The process of managing the elections of the hospitals' governors has not been set down centrally.

There's no obligation on hospitals to proactively recruit members in the local community.

Will it be in manager's interest to spend time and money trying to recruit people for membership, people who could in the end make their life more complicated?

What do you think?

Until these questions are answered it will be difficult to gauge the impact of Foundation Status will have on the patients treated in these hospitals and those treated in hospitals down the road.

There is an argument however that those Labour rebels who fear they augur the end of the National Health Service as we know it have turned their fire on the wrong target.
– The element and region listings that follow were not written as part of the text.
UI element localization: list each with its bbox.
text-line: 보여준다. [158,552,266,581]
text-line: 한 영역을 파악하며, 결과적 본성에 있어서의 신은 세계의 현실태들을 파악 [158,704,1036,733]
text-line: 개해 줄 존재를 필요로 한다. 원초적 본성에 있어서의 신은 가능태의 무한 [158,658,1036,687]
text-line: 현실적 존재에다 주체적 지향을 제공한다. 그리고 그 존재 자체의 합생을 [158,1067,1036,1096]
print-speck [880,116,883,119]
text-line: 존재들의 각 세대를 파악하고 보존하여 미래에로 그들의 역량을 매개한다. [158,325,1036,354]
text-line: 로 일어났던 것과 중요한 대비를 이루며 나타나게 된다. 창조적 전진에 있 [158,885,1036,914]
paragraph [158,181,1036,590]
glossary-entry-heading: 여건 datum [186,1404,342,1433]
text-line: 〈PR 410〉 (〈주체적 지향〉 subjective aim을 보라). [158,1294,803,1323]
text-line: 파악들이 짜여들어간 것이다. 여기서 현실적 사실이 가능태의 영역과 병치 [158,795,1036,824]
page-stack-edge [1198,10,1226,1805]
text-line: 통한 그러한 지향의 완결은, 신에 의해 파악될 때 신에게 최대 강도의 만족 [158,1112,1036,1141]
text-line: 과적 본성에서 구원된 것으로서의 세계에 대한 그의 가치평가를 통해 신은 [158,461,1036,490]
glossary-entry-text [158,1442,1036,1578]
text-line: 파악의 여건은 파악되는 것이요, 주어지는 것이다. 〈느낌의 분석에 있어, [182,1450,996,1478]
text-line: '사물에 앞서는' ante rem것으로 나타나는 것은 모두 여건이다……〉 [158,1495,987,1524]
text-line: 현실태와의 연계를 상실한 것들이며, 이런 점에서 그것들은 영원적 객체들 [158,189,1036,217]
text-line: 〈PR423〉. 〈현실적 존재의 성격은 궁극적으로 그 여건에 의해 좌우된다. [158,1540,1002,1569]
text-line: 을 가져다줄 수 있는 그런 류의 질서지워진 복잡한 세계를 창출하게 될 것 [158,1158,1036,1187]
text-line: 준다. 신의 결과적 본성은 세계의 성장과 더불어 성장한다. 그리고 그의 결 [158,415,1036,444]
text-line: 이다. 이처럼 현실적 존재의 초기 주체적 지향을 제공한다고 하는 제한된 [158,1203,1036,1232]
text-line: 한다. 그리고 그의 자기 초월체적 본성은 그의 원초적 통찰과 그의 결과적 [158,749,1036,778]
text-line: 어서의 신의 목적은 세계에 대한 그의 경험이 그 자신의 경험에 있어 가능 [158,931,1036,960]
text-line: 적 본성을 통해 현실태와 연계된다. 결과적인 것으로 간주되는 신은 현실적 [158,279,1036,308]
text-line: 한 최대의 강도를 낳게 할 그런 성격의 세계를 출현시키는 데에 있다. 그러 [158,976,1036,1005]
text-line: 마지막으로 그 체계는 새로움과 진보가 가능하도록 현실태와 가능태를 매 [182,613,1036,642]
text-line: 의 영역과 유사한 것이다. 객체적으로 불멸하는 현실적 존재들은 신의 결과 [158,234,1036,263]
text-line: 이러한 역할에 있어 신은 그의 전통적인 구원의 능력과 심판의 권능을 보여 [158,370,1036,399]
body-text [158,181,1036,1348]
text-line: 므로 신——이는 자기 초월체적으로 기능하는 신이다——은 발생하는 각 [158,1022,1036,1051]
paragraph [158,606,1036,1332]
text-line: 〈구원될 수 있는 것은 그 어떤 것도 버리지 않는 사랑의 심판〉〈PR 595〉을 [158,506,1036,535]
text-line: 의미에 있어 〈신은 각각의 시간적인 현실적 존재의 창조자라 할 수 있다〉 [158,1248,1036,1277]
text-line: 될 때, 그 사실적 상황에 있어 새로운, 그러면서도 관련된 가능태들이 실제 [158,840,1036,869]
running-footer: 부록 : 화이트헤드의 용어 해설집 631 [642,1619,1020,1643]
The new arrangements for commissioning care, summed up as 'the money follows the patient', the moves towards more patient choice, these policies are already in place and represent more fundamental reform of the NHS.

The Health Secretary denies that he has reintroduced the Conservative's internal market and all the iniquities that came with it.

But some commentators do not see it like that and question why an idea that Labour disliked so much in opposition that it abandoned it once it came into power now appears to be flavour of the month again.